Many healthy babies are born in Macedonia. Sadly, however, some of these children suffer serious disabilities due - reportedly - to unchecked fevers and high temperatures, which were unrelieved, undiagnosed and untreated at an early age. This may result in growths and tumours pressing on the nervous system with profound and avoidable long-term impact. The situation outside the capital is often dire, with a lack of relevant services, but the city also has its own stories.
One such story involves a daughter of a widow who sews. This lady has been part of our Operation Mercy down-town program and she received help for stress and grief issues stemming from the death of her husband 20 years earlier. Since then, she has been trying to make ends meet with sewing, looking after her elderly parents, serving guests, changing nappies, and looking after her 27-year-old daughter Shpresa* who has a mental and physical disability. Shpresa functions at the developmental level of a 3-year-old child.
Her mother keeps Shpresa clean and feeds her, but Shpresa is pale and stays at home and doesn’t go out. Playing on the telephone is the only thing she does during the day.
Our staff physiotherapist has a big heart for children with disabilities.
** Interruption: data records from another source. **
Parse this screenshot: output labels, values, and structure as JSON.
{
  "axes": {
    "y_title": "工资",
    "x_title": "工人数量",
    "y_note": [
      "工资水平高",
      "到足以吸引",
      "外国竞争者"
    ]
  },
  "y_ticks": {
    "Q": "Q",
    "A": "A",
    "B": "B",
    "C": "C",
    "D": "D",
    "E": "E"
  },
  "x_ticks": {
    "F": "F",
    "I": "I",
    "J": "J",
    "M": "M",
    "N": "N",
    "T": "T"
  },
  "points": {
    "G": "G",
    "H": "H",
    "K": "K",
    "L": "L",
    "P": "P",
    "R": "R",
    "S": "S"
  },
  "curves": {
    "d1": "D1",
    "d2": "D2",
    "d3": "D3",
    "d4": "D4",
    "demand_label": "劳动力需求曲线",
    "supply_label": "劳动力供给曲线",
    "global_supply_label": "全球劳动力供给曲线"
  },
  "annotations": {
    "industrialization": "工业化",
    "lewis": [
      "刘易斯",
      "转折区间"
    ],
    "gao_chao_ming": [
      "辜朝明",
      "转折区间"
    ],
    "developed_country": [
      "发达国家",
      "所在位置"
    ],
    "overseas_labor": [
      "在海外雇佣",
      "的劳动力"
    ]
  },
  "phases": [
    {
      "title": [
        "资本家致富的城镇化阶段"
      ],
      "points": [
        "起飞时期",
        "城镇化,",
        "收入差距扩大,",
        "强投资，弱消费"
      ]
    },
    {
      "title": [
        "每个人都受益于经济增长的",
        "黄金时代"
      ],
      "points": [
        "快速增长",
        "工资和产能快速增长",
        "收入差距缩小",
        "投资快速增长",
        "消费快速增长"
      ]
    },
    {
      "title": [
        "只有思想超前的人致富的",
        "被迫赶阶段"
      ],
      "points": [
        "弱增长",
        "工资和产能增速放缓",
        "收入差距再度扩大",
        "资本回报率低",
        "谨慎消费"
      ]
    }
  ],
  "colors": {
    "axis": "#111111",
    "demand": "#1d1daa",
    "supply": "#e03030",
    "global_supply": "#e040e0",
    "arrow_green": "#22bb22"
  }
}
This year she has had some open space in her schedule. She has started exercising with Shpresa. For the first time in years, perhaps since she was a child, the physio took Shpresa walking between the centre and her home, a 500 meters walk. She plays with Shpresa and strengthens her weak legs and feet. Shpresa has pain because her ribs press into her organs and she may have an operation soon. Shpresa can be aggressive at times, but our physio is very patient.
Unfortunately, Shpresa’s situation is not an unusual case in Macedonia. Often services such as “defektolog” are not free and many parents cannot afford to get help for their children. There is a school for children with disabilities in the capital, but it has limited staff capacity. Children like Shpresa often remain at home, and when they reach adult age opportunities for interaction and stimulation and services are even more limited.
Operation Mercy has engaged with Shpresa as an extension of the Hope and Health presence in the down-town area of north Skopje. Here Hope and Health offers fitness and massage support with medical oversight to women with degenerative back conditions. Shpresa´s situation, along with invitations to address similar predicaments from the villages between Skopje and the northern border, have prompted us to consider plans in support of children with disabilities in a new project. We will explore this work for the future.
This encounter with our physiotherapist through our Operation Mercy Hope and Health project has made a big difference for one girl with a disability. Shpresa now, for the first time, has something to look forward to!